The Cassandra page state is a long hexadecimal string that informs Cassandra which rows can be skipped.

So let’s now take a look at the complete select function in the repository:

    public ChatPage selectChat(String room, String page) {
        //Create select statement
        Select select = QueryBuilder
                .select(FIELD_ROOM, FIELD_TIMESTAMP, FIELD_USER, FIELD_MESSAGE)
                .from(TABLE_CHAT);
        select.where(eq(FIELD_ROOM, room));
        select.setFetchSize(FETCH_SIZE);

        //If we have a 'next' page set we deserialise it and add it to the select
        //statement
        if(page != null) {
            select.setPagingState(PagingState.fromString(page));
        }

        //Used to map rows to Chat domain objects
        CassandraConverter converter = cassandra.getConverter();

        //Execute the query
        ResultSet resultSet = cassandra.getSession().execute(select);

        //Get the next paging state
        PagingState newPagingState = resultSet.getExecutionInfo().getPagingState();
        //The number of rows that can be read without fetching
        int remaining = resultSet.getAvailableWithoutFetching();

        List<Chat> chats = new ArrayList<>(FETCH_SIZE);

        for (Row row : resultSet) {
            //Convert rows to chat objects
            Chat chat = converter.read(Chat.class, row);

            chats.add(chat);

            //If we can't move to the next row without fetching we break
            if (--remaining == 0) {
                break;
            }
        }

        //Serialise the next paging state
        String serializedNewPagingState = newPagingState != null ?
		newPagingState.toString() :
		null;

        //Return an object with a list of chat messages and the next paging state
        return new ChatPage(chats, serializedNewPagingState);
    }

You might notice that we use the raw Cassandra session here.
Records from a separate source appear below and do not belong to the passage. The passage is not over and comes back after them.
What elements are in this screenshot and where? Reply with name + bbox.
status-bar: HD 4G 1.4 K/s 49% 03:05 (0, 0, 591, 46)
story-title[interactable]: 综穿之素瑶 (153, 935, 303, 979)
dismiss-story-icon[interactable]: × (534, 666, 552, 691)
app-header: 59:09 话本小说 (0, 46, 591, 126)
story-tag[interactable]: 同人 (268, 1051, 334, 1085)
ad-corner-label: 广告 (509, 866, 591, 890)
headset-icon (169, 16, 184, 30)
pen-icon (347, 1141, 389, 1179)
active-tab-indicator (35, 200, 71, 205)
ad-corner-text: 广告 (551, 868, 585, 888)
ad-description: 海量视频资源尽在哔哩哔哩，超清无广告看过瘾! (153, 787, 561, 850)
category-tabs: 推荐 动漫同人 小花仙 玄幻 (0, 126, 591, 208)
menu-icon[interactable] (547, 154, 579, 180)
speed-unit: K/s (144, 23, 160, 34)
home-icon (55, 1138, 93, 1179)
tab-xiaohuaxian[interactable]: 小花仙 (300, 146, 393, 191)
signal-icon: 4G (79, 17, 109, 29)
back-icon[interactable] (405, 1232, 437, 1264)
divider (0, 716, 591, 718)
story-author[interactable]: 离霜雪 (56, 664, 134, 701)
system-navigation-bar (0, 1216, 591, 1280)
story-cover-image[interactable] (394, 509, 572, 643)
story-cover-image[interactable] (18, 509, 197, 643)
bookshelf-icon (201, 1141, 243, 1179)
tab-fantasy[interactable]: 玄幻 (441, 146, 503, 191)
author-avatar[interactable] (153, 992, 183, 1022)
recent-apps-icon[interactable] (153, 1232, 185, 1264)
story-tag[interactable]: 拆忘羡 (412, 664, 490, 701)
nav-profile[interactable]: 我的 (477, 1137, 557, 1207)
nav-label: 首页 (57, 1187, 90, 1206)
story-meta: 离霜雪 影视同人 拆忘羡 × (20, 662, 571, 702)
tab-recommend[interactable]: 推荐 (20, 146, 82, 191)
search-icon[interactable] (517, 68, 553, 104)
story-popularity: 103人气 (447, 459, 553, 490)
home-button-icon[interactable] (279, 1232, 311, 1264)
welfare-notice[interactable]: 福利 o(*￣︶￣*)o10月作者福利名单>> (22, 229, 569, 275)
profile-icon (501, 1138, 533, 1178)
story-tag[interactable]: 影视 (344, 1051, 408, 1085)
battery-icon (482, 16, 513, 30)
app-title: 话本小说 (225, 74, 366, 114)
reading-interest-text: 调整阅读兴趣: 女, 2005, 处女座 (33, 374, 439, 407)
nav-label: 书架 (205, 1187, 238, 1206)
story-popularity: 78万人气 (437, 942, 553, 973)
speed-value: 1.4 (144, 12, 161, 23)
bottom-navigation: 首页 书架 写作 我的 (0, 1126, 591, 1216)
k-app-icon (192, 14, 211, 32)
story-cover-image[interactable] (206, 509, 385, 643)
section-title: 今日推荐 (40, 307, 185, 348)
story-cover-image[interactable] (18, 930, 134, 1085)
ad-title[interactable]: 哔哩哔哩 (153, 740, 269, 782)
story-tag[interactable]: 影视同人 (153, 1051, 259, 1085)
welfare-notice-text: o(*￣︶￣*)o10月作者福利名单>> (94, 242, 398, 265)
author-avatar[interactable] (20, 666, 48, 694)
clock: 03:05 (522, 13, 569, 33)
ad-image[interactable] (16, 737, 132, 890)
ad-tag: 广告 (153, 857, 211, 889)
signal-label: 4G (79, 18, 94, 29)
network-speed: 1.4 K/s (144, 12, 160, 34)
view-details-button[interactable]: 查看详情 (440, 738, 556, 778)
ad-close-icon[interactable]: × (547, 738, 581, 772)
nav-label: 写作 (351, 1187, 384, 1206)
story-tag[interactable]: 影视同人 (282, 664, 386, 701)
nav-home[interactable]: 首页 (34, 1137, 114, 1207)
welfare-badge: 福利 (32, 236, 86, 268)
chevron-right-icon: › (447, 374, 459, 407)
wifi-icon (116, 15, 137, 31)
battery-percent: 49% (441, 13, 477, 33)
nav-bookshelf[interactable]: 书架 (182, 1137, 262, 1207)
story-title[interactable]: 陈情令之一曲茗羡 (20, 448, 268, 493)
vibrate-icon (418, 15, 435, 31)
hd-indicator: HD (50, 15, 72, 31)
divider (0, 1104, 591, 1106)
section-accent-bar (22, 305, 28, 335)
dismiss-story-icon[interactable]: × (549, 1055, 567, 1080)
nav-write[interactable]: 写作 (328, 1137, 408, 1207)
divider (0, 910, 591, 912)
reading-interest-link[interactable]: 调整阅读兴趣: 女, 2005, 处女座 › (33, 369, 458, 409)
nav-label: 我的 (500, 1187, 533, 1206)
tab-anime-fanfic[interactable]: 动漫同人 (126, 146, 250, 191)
The Spring CassandraTemplate currently does not seem to support paging that well.

Hopefully the inline comments explain the flow well enough. The main difference between just mapping a result to a list of domain objects is that here you have to iterate over part of the ResultSet manually. It is however not hard to create a generic helper that does the same thing so I expect this to be added to the CassandraTemplate quite soon. When the ChatPage object is returned from our API it looks something like this:

{
  "chats": [
    {
      "user": "Simon",
      "room": "cats",
      "message": "Message 4 cats rock!",
      "timestamp": "2016-07-24T14:57:37.090Z"
    },
    ...
  ],
  "next": "002500100000001d0008000001561d6953ec00000553696..."
}

Our service client can use the 'next' value as the paging state for the next page on the next request. This way all state is kept on the client.

Conclusion

When you’re accustomed to Spring’s CassandraTemplate class doing paging on large result sets requires a substantial amount of extra work. It is however a very powerful feature that is solid and easy to implement once you get over the hurdle of understanding it.